FGI 2026 : la donnée, nouveau socle du numérique public

Du 18 au 20 août à Yaoundé, le Forum sur la gouvernance de l’Internet entend passer des plateformes qui s’ignorent aux systèmes qui dialoguent.

Le numérique camerounais cherche désormais son chaînon manquant : la capacité des systèmes publics à communiquer entre eux. C’est tout l’enjeu du Forum sur la gouvernance de l’Internet au Cameroun (FGI), prévu du 18 au 20 août 2026 au Palais des Congrès de Yaoundé. Pour cette édition, le ministère des Postes et Télécommunications (MINPOSTEL) place la barre sur un sujet moins spectaculaire que l’intelligence artificielle, mais autrement stratégique : la donnée. Sous le thème « De la fragmentation à l’interopérabilité : faire de la donnée le socle des infrastructures publiques numériques au Cameroun », le FGI 2026 veut s’attaquer à l’un des handicaps classiques de la transformation numérique : la juxtaposition de plateformes, de bases de données et de services qui fonctionnent parfois en silos. À l’heure où l’administration multiplie les téléservices, la question n’est plus seulement
de numériser, mais de faire communiquer le numérique.

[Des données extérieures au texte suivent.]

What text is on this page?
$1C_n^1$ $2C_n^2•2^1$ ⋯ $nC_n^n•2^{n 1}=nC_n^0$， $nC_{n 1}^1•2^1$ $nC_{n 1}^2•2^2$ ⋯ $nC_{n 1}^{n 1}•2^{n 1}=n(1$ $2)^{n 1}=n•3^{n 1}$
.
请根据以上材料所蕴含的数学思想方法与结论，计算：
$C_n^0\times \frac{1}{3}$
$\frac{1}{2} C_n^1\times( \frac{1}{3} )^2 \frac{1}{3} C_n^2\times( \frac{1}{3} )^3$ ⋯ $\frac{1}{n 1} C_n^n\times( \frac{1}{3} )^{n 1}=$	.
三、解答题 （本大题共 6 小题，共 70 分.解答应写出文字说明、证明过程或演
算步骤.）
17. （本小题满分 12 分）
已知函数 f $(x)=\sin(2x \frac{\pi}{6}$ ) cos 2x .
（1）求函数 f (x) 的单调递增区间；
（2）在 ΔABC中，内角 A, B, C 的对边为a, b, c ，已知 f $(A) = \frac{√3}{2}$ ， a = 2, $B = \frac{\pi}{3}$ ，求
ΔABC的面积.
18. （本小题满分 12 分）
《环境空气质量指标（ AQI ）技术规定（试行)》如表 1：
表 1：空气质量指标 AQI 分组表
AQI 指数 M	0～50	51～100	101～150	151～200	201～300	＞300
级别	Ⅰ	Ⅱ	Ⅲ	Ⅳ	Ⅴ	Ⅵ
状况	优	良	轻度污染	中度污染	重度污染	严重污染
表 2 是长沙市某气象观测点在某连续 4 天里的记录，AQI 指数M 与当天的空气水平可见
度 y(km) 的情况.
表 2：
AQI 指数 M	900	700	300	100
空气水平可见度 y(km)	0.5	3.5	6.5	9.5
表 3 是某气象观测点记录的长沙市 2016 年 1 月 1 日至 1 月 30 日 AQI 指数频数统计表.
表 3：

Pendant trois jours, administrations, régulateurs, entreprises, experts techniques, universitaires et organisations de la société civile
seront réunis autour de cette équation. Comment permettre à des systèmes conçus séparément d’échanger des informations
de manière sécurisée ? Quels standards adopter ? Qui gouverne la donnée ? Qui en garantit la qualité, la protection et la disponibilité ?
Dans les documents de préparation du MINPOSTEL, l’interopérabilité apparaît ainsi comme une condition de passage à une administration véritablement intégrée. L’ambition est de bâtir des infrastructures publiques numériques capables de soutenir
des services plus simples, plus rapides et mieux coordonnés.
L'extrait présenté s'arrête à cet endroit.